Holding on to principled investments may come at a (small) price, according to a new study of the long-term performance of "sin" stocks like tobacco and alcohol companies.
Since 1900, the best-performing industries have been tobacco in the U.S. and alcohol in the U.K., according to a new study by Elroy Dimson, Paul Marsh, and Mike Staunton, emeritus professors of finance at the London Business School, for Credit Suisse.
Of course, past performance doesn't equal future performance. "We are not saying to investors: go out and fill your wheelbarrows with tobacco and alcohol," Marsh told CNBC.If your pangs of conscience prove too much to take, one thing to consider is that investors who exit "sin" stocks like tobacco, alcohol or gambling may partly have been responsible for the industries' overperformance.
"By selling off at a reduced price, you make the stock more attractive to people who have fewer scruples," Marsh said.
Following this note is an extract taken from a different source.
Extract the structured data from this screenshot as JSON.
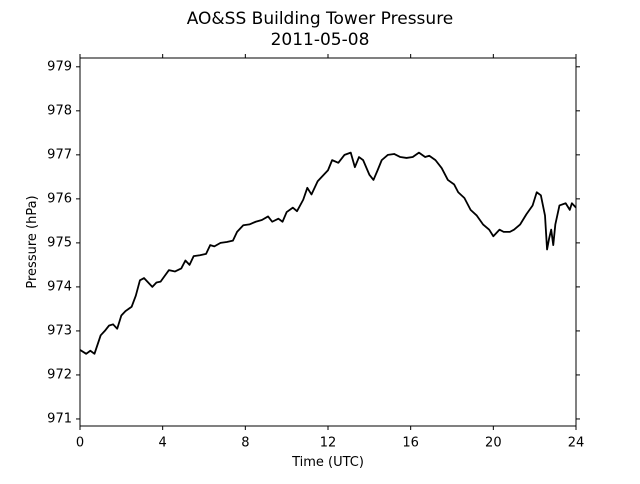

Ethical investment has grown in recent years, as more investors have expressed concern about the source of income in their portfolios. Funds representing around half the assets of institutional investors around the world have signed up to the UN-supported Principles for Responsible Investment.
The study found that the impact of modest reductions in "sin" stocks to a portfolio was "generally small". There are also a growing number of stocks classed as sinful, with coal companies recently being relegated, and some investors putting oil and gas companies in the same category. There was even a debate at Norway's $870 billion sovereign oil fund recently over whether it could continue to invest in oil.
There are also warnings for investors who pile into new initial public offerings of new industries. You get better long-term returns from companies which have been around more than 2 decades than less than 3 years, the authors pointed out.
"Investors have always enthusiastically embraced new technology – sometimes too enthusiastically," Marsh warned.